Exercising material in chapters 6-9 of the Planning and Control book. This includes stochastic control, planning under uncertainty, meta-reasoning, and learning.
Answer: since errors are along axes and are uncorrelated, we can treat the problem as 3 separate one dimensional estimation problems, and use the simplified Kalman filter. Thus:
In X axis we have an initial position 0 and stdev 10 (at t=0). Now, we predict the position for t=10, and we get a mean of 10*100=1000. The error variance is sum of error variances of initial position and position change variance. Now, assuming CONSTANT velocity, error from velocity error the time elapsed multiplied by the velocity stdev, i.e. 10 * 10 = 100. Variance of prediction on X axis is thus 10*10+100*100=10100. Now we have a measurement at this time with X=1010, and variance 10*10=100. The estimate is a weighted sum - weighted by variances, and since variance for the latter is 100 times smaller, the estimate is approximately 1009.9. The new variance is (100*10100)/(100+10100)=99, i.e. a standard deviation approx 9.95, which is smaller than both deviations, obviously.
In the Y dimension we have 2 measurements with the same variance, no motion and no motion error. Thus the estimate is a simple average, Y=(0-10)/2=-5. The resulting variance is halved = 10*10/2 = 50, and the standard deviation of the estimate is approx 7.07
In the Z dimension we also have 2 measurements with the same variance, no motion and no motion error.
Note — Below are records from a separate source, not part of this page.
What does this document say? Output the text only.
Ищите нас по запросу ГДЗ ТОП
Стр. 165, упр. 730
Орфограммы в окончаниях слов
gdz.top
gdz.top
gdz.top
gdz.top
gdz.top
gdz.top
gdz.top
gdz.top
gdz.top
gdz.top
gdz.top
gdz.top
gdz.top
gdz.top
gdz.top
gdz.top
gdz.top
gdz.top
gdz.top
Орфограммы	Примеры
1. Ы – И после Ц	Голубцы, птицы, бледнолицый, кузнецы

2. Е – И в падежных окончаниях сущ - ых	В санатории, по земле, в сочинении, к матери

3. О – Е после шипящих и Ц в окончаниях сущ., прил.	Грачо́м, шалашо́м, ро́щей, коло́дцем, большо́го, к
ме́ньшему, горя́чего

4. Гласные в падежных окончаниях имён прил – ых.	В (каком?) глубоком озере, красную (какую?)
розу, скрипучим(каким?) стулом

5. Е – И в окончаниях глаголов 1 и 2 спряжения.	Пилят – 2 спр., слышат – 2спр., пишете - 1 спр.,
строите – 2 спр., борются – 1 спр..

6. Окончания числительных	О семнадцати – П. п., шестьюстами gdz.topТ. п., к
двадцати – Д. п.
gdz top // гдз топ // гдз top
Thus the estimate is a simple average, Z=(100+105)/2=102.5. The resulting variance is halved = 5*5/2 = 12.5, and the standard deviation of the estimate is approx 3.53.
Note: solution above uses "first principles" of weighted average with weight inversely proportional to variance. In general, the Kalman filter equations can be used. However, in the "planning and control" book the equations have an error in the equation for the Kalman gain K.
Answer: The actual correct answer depends on the exact physical quantities. Thus, the (partial) answer below is just a guideline. First, we need to define the fuzzy sets. As is usually done for fuzzy control, the characteristic functions will be trapezoid. Starting with the angles a (measures in degrees from perpendicular). We will use the notation F(a)=... to denote the chracteristic function of fuzzy set F.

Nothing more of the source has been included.